Esame di maturità, alunni DSA e BES: criteri e modalità di svolgimento prove scritte ed orali

In presenza di candidati all’esame di Stato con certificazione di Disturbo Specifico di Apprendimento (DSA), la commissione d’esame dovrà tener conto di tutti gli elementi forniti dal consiglio di classe, in relazione alle specifiche situazioni soggettive, adeguatamente certificate, di ciascun candidato.

Le commissioni d’esame dovranno quindi prestare particolare attenzione alle modalità didattiche e alle forme di valutazione individuate nell’ambito dei percorsi didattici individualizzati e personalizzati (P.D.P.), sulla base di quanto previsto dalla normativa vigente che citiamo di seguito.

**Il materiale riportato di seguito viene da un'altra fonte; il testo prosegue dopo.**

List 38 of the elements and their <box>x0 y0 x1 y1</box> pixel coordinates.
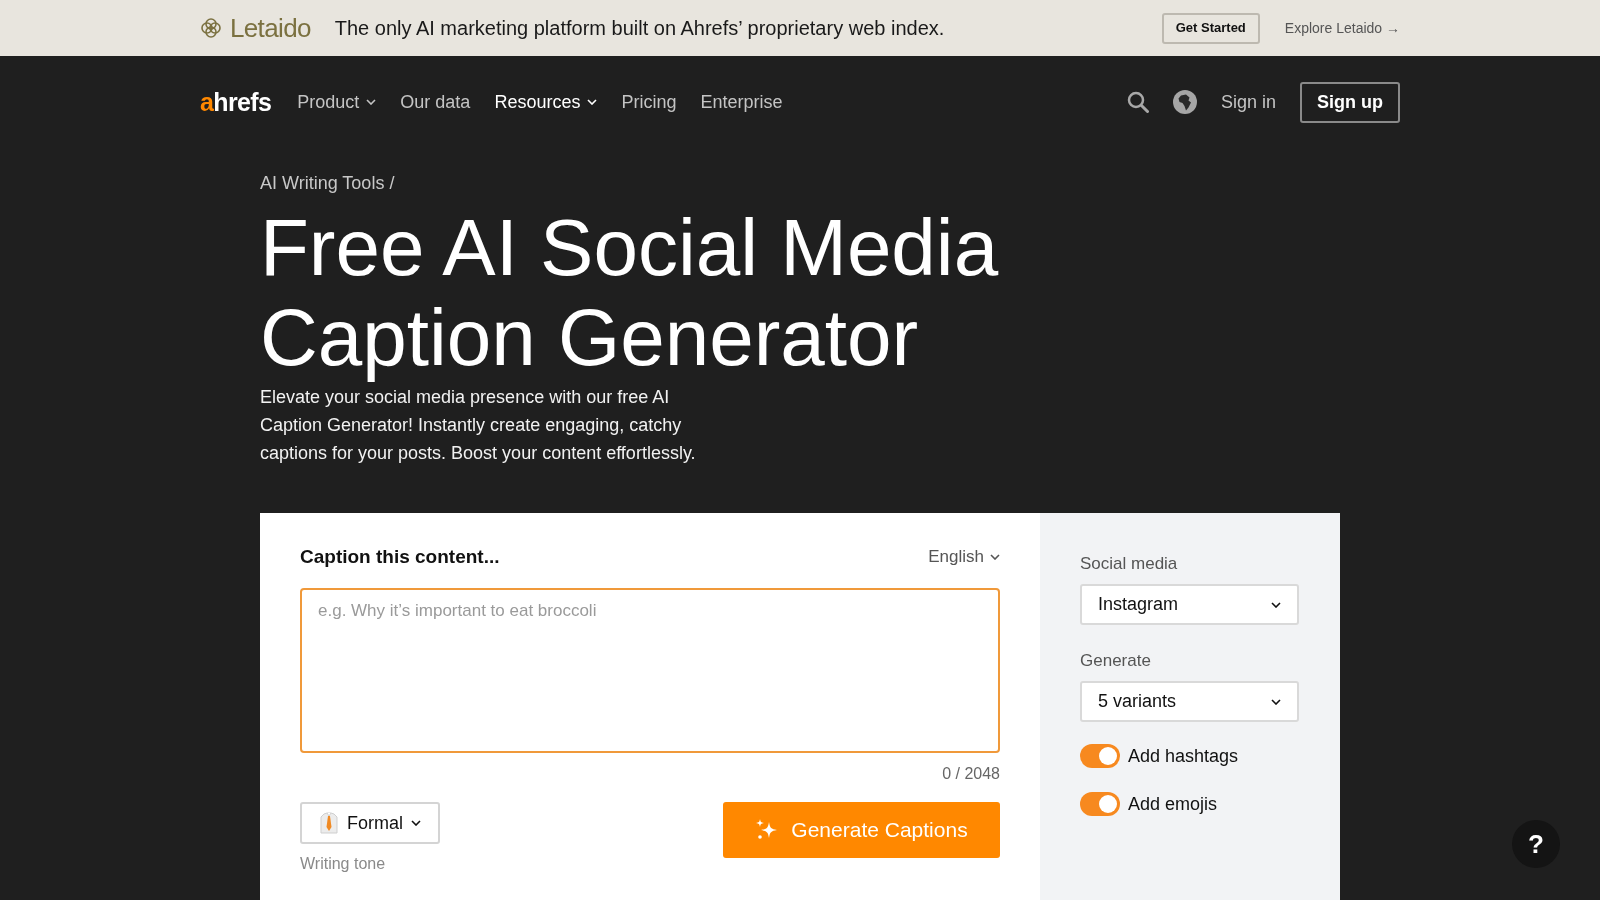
char-count: 0 / 2048 <box>942 764 1000 784</box>
sign-up-button[interactable]: Sign up <box>1300 81 1400 123</box>
chevron-down-icon <box>411 820 421 826</box>
field-label: Writing tone <box>300 854 386 874</box>
page-description: Elevate your social media presence with our free AI Caption Generator! Instantly create engaging, catchy captions for your posts. Boost your content effortlessly. <box>260 386 697 465</box>
language-dropdown[interactable]: English <box>928 544 1000 570</box>
search-icon[interactable] <box>1126 91 1149 113</box>
brand-logo[interactable]: ahrefs <box>200 89 272 115</box>
toggle-switch[interactable] <box>1080 744 1120 768</box>
nav-link[interactable]: Resources <box>494 88 598 116</box>
chevron-down-icon <box>1271 601 1281 608</box>
sign-in-link[interactable]: Sign in <box>1220 88 1276 116</box>
page-title: Free AI Social Media Caption Generator <box>260 203 1000 383</box>
variants-select[interactable]: 5 variants <box>1080 681 1299 722</box>
shirt-tie-icon <box>319 812 339 834</box>
clover-icon <box>200 17 222 39</box>
brand-name: Letaido <box>230 11 311 45</box>
explore-link[interactable]: Explore Letaido → <box>1284 17 1400 39</box>
help-button[interactable]: ? <box>1512 820 1560 868</box>
nav-link[interactable]: Our data <box>400 88 471 116</box>
chevron-down-icon <box>990 554 1000 560</box>
field-label: Social media <box>1080 553 1178 575</box>
section-heading: Caption this content... <box>300 544 500 569</box>
chevron-down-icon <box>1271 698 1281 705</box>
toggle-label: Add emojis <box>1128 792 1218 816</box>
nav-link[interactable]: Enterprise <box>700 88 783 116</box>
get-started-button[interactable]: Get Started <box>1161 12 1260 44</box>
globe-icon[interactable] <box>1172 90 1197 114</box>
toggle-switch[interactable] <box>1080 792 1120 816</box>
field-label: Generate <box>1080 650 1151 672</box>
nav-link[interactable]: Product <box>297 88 377 116</box>
banner-message: The only AI marketing platform built on Ahrefs’ proprietary web index. <box>334 16 945 41</box>
tone-dropdown[interactable]: Formal <box>300 802 440 844</box>
nav-link[interactable]: Pricing <box>621 88 677 116</box>
caption-textarea[interactable]: e.g. Why it’s important to eat broccoli <box>300 588 1000 753</box>
social-media-select[interactable]: Instagram <box>1080 584 1299 625</box>
toggle-label: Add hashtags <box>1128 744 1239 768</box>
breadcrumb-link[interactable]: AI Writing Tools / <box>260 169 395 197</box>
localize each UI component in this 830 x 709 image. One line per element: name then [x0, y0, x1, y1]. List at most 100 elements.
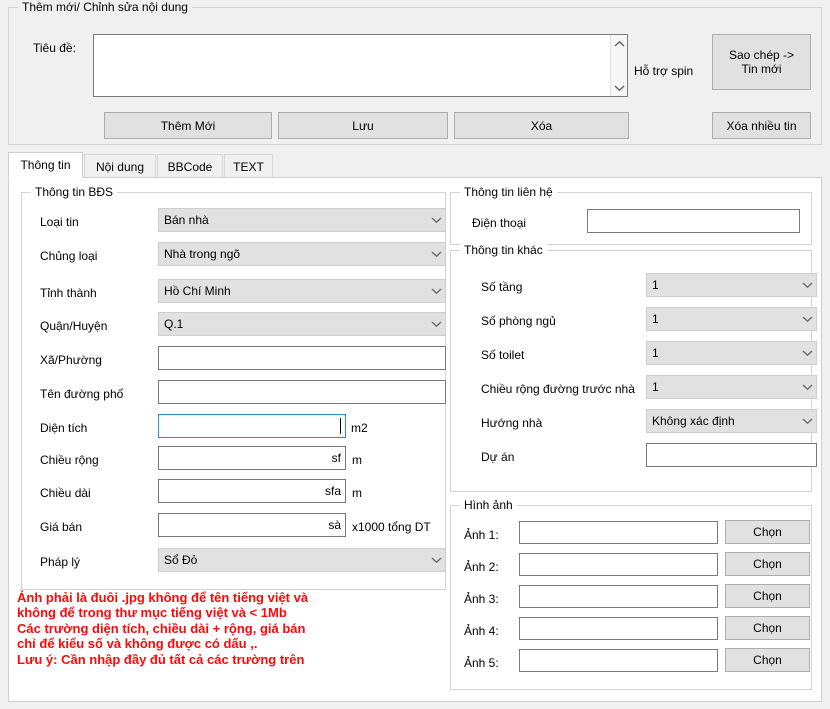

Per gli alunni con difficoltà specifiche di apprendimento (DSA) adeguatamente certificate, la valutazione e la verifica degli apprendimenti, comprese quelle effettuate in sede di esame conclusivo dei cicli, devono tenere conto delle specifiche situazioni soggettive di tali alunni; a tali fini, nello svolgimento dell’attività’ didattica e delle prove di esame, sono adottati, nell’ambito delle risorse finanziarie disponibili a legislazione vigente, gli strumenti metodologico-didattici compensativi e dispensativi ritenuti più idonei. “

  • DM n.5669/2011 di attuazione della legge n.170/2010, recante “Nuove norme in materia di disturbi specifici di apprendimento in ambito scolastico” – nonché dalle Linee Guida allegate al citato Decreto ministeriale.

Il DM n.5669/2011 individua, quindi, ai sensi dell’art. 7 comma 2 della Legge 170/2010, in base a quanto stabilito nell’art.1, “le modalità di formazione dei docenti e dei dirigenti scolastici, le misure educative e didattiche di supporto utili a sostenere il corretto processo di insegnamento/apprendimento fin dalla scuola dell’infanzia, nonché le forme di verifica e di valutazione per garantire il diritto allo studio degli alunni e degli studenti con diagnosi di Disturbo Specifico di Apprendimento delle scuole di ogni ordine e grado del sistema nazionale di istruzione e nelle università”.